Okay, it's not exactly Neo levels of Universe-manipulating superpowers, but it's the closest thing I've got, alright? Apart from the trenchcoat, shades and desire to kill everyone that is.


The Prestige

I forget his name, but years ago a magician turned his back on the Magic Circle, after deciding the twin skills of distraction and misdirection were perfectly suited to this new-fangled (at the time) digital canvas. Also I hear he crushed a sleeveful of doves with his bare hands, and it didn't go down too well at a childrens' birthday party.

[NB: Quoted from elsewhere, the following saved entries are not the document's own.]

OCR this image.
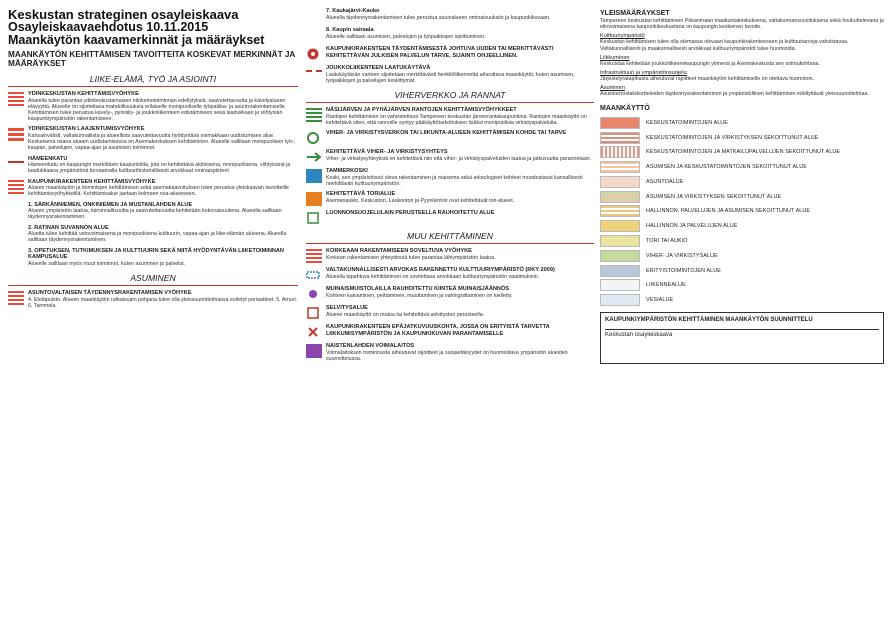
Keskustan strateginen osayleiskaava
Osayleiskaavaehdotus 10.11.2015
Maankäytön kaavamerkinnät ja määräykset
MAANKÄYTÖN KEHITTÄMISEN TAVOITTEITA KOSKEVAT MERKINNÄT JA MÄÄRÄYKSET
LIIKE-ELÄMÄ, TYÖ JA ASIOINTI
YDINKESKUSTAN KEHITTÄMISVYÖHYKE
Alueella tulee parantaa ydinkeskustamaisen elinkeinotoiminnan edellytyksiä, saavutettavuutta ja kävelyalueen elävyyttä. Alueelle on sijoitettava mahdollisuuksia erilaiselle monipuoliselle työpaikka- ja asuntorakentamiselle. Kehittämisen tulee perustua kävely-, pyöräily- ja joukkoliikenteen edistämiseen sekä laadukkaan ja viihtyisän kaupunkiympäristön rakentamiseen.
YDINKESKUSTAN LAAJENTUMISVYÖHYKE
Kansainvälisti, valtakunnallista ja alueellista saavutettavuutta hyödyntävä voimakkaan uudistumisen alue. Keskeisenä osana alueen uudistamisessa on Asemakeskuksen kehittäminen. Alueelle sallitaan monipuolisen työ-, kaupan, palvelujen, vapaa-ajan ja asumisen toiminnot.
HÄMEENKATU
Hämeenkatu on kaupungin merkittävin kaupunkitila, jota on kehitettävä aktiivisena, monipuolisena, viihtyisänä ja laadukkaana ympäristönä turvaamalla kulttuurihistoriallisesti arvokkaat ominaispiirteet.
KAUPUNKIRAKENTEEN KEHITTÄMISVYÖHYKE
Alueen maankäytön ja toimintojen kehittämisen sekä asemakaavoituksen tulee perustua yleiskaavan tavoitteille kehittämisvyöhykkeillä. Kehittämisalue jaetaan kolmeen osa-alueeseen.
1. SÄRKÄNNIEMEN, ONKINIEMEN JA MUSTANLAHDEN ALUE
Alueen ympäristön laatua, toiminnallisuutta ja saavutettavuutta kehitetään kokonaisuutena. Alueella sallitaan täydennysrakentaminen.
2. RATINAN SUVANNON ALUE
Aluetta tulee kehittää vetovoimaisena ja monipuolisena kulttuurin, vapaa-ajan ja liike-elämän alueena. Alueella sallitaan täydennysrakentaminen.
3. OPETUKSEN, TUTKIMUKSEN JA KULTTUURIN SEKÄ NIITÄ HYÖDYNTÄVÄN LIIKETOIMINNAN KAMPUSALUE
Alueelle sallitaan myös muut toiminnot, kuten asuminen ja palvelut.
ASUMINEN
ASUNTOVALTAISEN TÄYDENNYSRAKENTAMISEN VYÖHYKE
4. Eteläpuisto. Alueen maankäytön ratkaisujen pohjana tulee olla yleissuunnitelmassa esitetyt periaatteet. 5. Amuri. 6. Tammela.
7. Kaukajärvi-Kauko
Alueella täydennysrakentamisen tulee perustua asuinalueen ominaisuuksiin ja kaupunkikuvaan.
8. Kaupin sairaala
Alueelle sallitaan asumisen, palvelujen ja työpaikkojen sijoittuminen.
KAUPUNKIRAKENTEEN TÄYDENTÄMISESTÄ JOHTUVA UUDEN TAI MERKITTÄVÄSTI KEHITETTÄVÄN JULKISEN PALVELUN TARVE, SIJAINTI OHJEELLINEN.
JOUKKOLIIKENTEEN LAATUKÄYTÄVÄ
Laatukäytävän varteen sijoitetaan merkittävästi henkilöliikennettä aiheuttava maankäyttö, kuten asumisen, työpaikkojen ja palvelujen keskittymät.
VIHERVERKKO JA RANNAT
NÄSIJÄRVEN JA PYHÄJÄRVEN RANTOJEN KEHITTÄMISVYÖHYKKEET
Rantojen kehittämisen on vahvistettava Tampereen keskustan järvenrantakaupunkina. Rantojen maankäyttö on kehitettävä siten, että rannoille syntyy pääkäyttötarkoituksen lisäksi monipuolisia virkistyspalveluita.
VIHER- JA VIRKISTYSVERKON TAI LIIKUNTA-ALUEEN KEHITTÄMISEN KOHDE TAI TARVE
KEHITETTÄVÄ VIHER- JA VIRKISTYSYHTEYS
Viher- ja virkistysyhteyksiä on kehitettävä niin että viher- ja virkistyspalveluiden laatua ja jatkuvuutta parannetaan.
TAMMERKOSKI
Koski, sen ympäristössä oleva rakentaminen ja maisema sekä arkeologiset kohteet muodostavat kansallisesti merkittävän kulttuuriympäristön.
KEHITETTÄVÄ TORIALUE
Asemanaukio, Keskustori, Laukontori ja Pyynikintori ovat kehitettävät tori-alueet.
LUONNONSUOJELULAIN PERUSTEELLA RAUHOITETTU ALUE
MUU KEHITTÄMINEN
KORKEAAN RAKENTAMISEEN SOVELTUVA VYÖHYKE
Korkean rakentamisen yhteydessä tulee parantaa lähiympäristön laatua.
VALTAKUNNALLISESTI ARVOKAS RAKENNETTU KULTTUURIYMPÄRISTÖ (RKY 2009)
Alueella tapahtuva kehittäminen on sovitettava arvokkaan kulttuuriympäristön vaatimuksiin.
MUINAISMUISTOLAILLA RAUHOITETTU KIINTEÄ MUINAISJÄÄNNÖS
Kohteen kaivaminen, peittäminen, muuttaminen ja vahingoittaminen on kielletty.
SELVITYSALUE
Alueen maankäyttö on mutoa tai kehitettävä selvitysten perusteella.
KAUPUNKIRAKENTEEN EPÄJATKUVUUSKOHTA, JOSSA ON ERITYISTÄ TARVETTA LIIKKUMISYMPÄRISTÖN JA KAUPUNKIKUVAN PARANTAMISELLE
NAISTENLAHDEN VOIMALAITOS
Voimalaitoksen toiminnasta aiheutuvat rajoitteet ja suojaetäisyydet on huomioitava ympäristön alueiden suunnittelussa.
YLEISMÄÄRÄYKSET
Tampereen keskustan kehittäminen Pirkanmaan maakuntakeskuksena, valtakunnansuosituksena sekä houkuttelevana ja elinvoimaisena kaupunkikeskustana on kaupungin keskeinen tavoite.
Kulttuuriympäristö
Keskustan kehittämisen tulee olla olemassa olevaan kaupunkirakenteeseen ja kulttuuriarvoja vahvistavaa. Valtakunnallisesti ja maakunnallisesti arvokkaat kulttuuriympäristöt tulee huomioida.
Liikkuminen
Keskustaa kehitetään joukkoliikennekaupungin ytimenä ja Asemakeskusta sen solmukohtana.
Infrastruktuuri ja ympäristönsuojelu
Järjestelyratapihasta aiheutuvat rajoitteet maankäytön kehittämiselle on otettava huomioon.
Asuminen
Asuinkerrostalokortteleiden täydennysrakentaminen ja ympäristöllinen kehittäminen edellyttävät yleissuunnitelmaa.
MAANKÄYTTÖ
KESKUSTATOIMINTOJEN ALUE
KESKUSTATOIMINTOJEN JA VIRKISTYKSEN SEKOITTUNUT ALUE
KESKUSTATOIMINTOJEN JA MATKAILUPALVELUJEN SEKOITTUNUT ALUE
ASUMISEN JA KESKUSTATOIMINTOJEN SEKOITTUNUT ALUE
ASUNTOALUE
ASUMISEN JA VIRKISTYKSEN SEKOITTUNUT ALUE
HALLINNON, PALVELUJEN JA ASUMISEN SEKOITTUNUT ALUE
HALLINNON JA PALVELUJEN ALUE
TORI TAI AUKIO
VIHER- JA VIRKISTYSALUE
ERITYISTOIMINTOJEN ALUE
LIIKENNEALUE
VESIALUE
KAUPUNKIYMPÄRISTÖN KEHITTÄMINEN MAANKÄYTÖN SUUNNITTELU
Keskustan osayleiskaava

It took many years of practise, but once I'd become skilled enough at building websites to realise what he meant, it was a revelation. Web developers are magicians... just not in the traditional 'rabbit out of a hat' vein. More like in a Jonathan Creek, figurey-outey kind of way. Creepy weirdos, in other words.

Everything we do is to create a seamless experience - functions and systems are our pulleys and mirrors, browsers are our stage. It sounds really wanky but if you're using a website and clicking about without thinking, then the webgician has successfully created the illusion of interactivity from a bunch of flat graphics and links. We're all totally ripped like Hugh Jackman too. Go on, feel my muscles. Feel them.


The Horse Whisperer

A big part of the web developer's duties are ensuring web pages get picked up by search engines (i.e. Google and, er, the others). This is done using header tags, unordered lists, 301 redirects, and other optimisation methods I'm sure you're all familiar with and are suitably impressed by.

But despite all these l33t skills, a keyword can sometimes be a right bastard to crack, which is when you have to go organic and become one with the Internet, cowboy style. The whispering is optional, but the principle remains the same: gradually nurture something into health until it can stand on it's own two (four) feet (hooves). Well, it makes sense to me, and provides a nice excuse for the slow drawl I call a voice. And I like the hat.

Confession time: I've never actually seen The Horse Whisperer, but IMDB says it has Scarlett Johansson in so that's an instant 10/10 - unless it's a pre-nose job ScarJo, in which case... (*shudder*). I have, however, seen looooads of The Dog Whisperer with Cesar Millan, which seems to be more or less the same thing. Just pretend the horses are further away.